Experiencing this alternative world caused me to think about the ordinary world in new ways. The pummeling I received in Amtgard taught me that I could be tough. In college I began studying martial arts and eventually took up boxing and weight training. These skills gave me the confidence to work with at-risk youth as a high-school teacher, and I briefly coached boxing. Vampire taught me about networking, resourcefulness, and cunning. Every graduate student would be well served by playing Vampire before attending his or her first academic conference. I was able to discover these things through LARPing precisely because these games seemed more real than playing D&D with friends. The high level of organization and the number of people involved meant that my actions had consequences within the alternate reality of the game that forced me to think carefully about what I was doing. The freedom to take risks without suffering permanent consequences when I made mistakes taught me confidence and helped me to grow up.

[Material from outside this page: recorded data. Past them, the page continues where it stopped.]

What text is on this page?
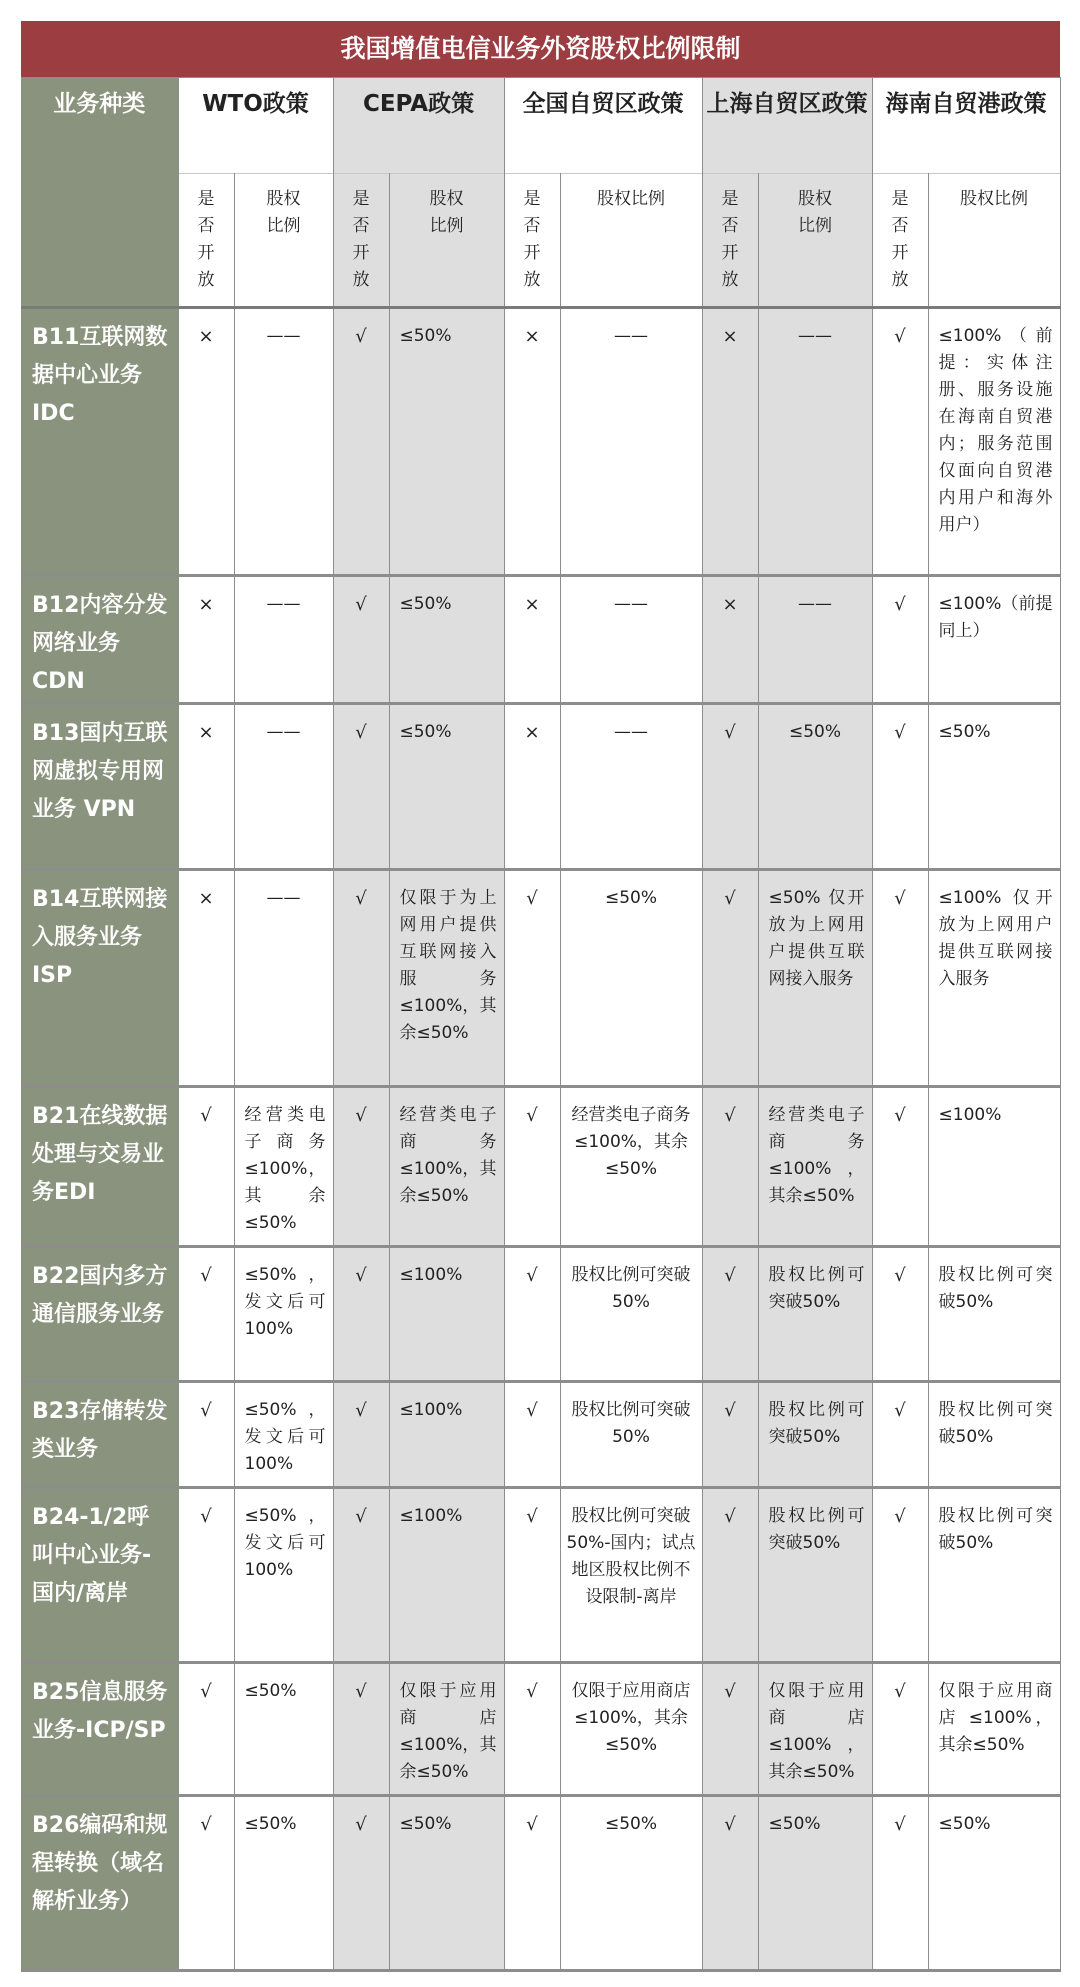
我国增值电信业务外资股权比例限制
业务种类	WTO政策		CEPA政策		全国自贸区政策		上海自贸区政策		海南自贸港政策	
	是否开放	股权比例	是否开放	股权比例	是否开放	股权比例	是否开放	股权比例	是否开放	股权比例
B11互联网数据中心业务 IDC	×	——	√	≤50%	×	——	×	——	√	≤100%（前提：实体注册、服务设施在海南自贸港内；服务范围仅面向自贸港内用户和海外用户）
B12内容分发网络业务 CDN	×	——	√	≤50%	×	——	×	——	√	≤100%（前提同上）
B13国内互联网虚拟专用网业务 VPN	×	——	√	≤50%	×	——	√	≤50%	√	≤50%
B14互联网接入服务业务ISP	×	——	√	仅限于为上网用户提供互联网接入服务 ≤100%，其余≤50%	√	≤50%	√	≤50% 仅开放为上网用户提供互联网接入服务	√	≤100% 仅开放为上网用户提供互联网接入服务
B21在线数据处理与交易业务EDI	√	经营类电子商务 ≤100%，其余 ≤50%	√	经营类电子商务≤100%，其余≤50%	√	经营类电子商务≤100%，其余≤50%	√	经营类电子商务≤100%，其余≤50%	√	≤100%
B22国内多方通信服务业务	√	≤50%，发文后可100%	√	≤100%	√	股权比例可突破50%	√	股权比例可突破50%	√	股权比例可突破50%
B23存储转发类业务	√	≤50%，发文后可100%	√	≤100%	√	股权比例可突破50%	√	股权比例可突破50%	√	股权比例可突破50%
B24-1/2呼叫中心业务-国内/离岸	√	≤50%，发文后可100%	√	≤100%	√	股权比例可突破50%-国内；试点地区股权比例不设限制-离岸	√	股权比例可突破50%	√	股权比例可突破50%
B25信息服务业务-ICP/SP	√	≤50%	√	仅限于应用商店 ≤100%，其余≤50%	√	仅限于应用商店≤100%，其余≤50%	√	仅限于应用商店 ≤100%，其余≤50%	√	仅限于应用商店 ≤100%，其余≤50%
B26编码和规程转换（域名解析业务）	√	≤50%	√	≤50%	√	≤50%	√	≤50%	√	≤50%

However, living in Texas, I was also aware that my hobbies marked me as deviant. In middle school, I was occasionally bullied for playing D&D, and a neighbors father was convinced that Amtgard was a Satanic cult. In fact, bullies and evangelical Christians seemed to be in lockstep regarding D&D . In the 1980s there was a full-blown moral panic over role-playing games in which such figures as Geraldo Rivera and Tipper Gore warned that games like D&D cause young people to lose their minds, commit suicide, and worship the devil. Gamers (those who play fantasy role-playing games) were simultaneously the object of ridicule and fear. Somehow we were perceived as hapless losers who were also dangerous Satanists. As a child, listening to sensational claims about my favorite hobby led me to my first suspicion that grown-ups are fallible. Adults claimed that their authority came from their experience and wisdom, and yet a simple game made them frightened and hysterical.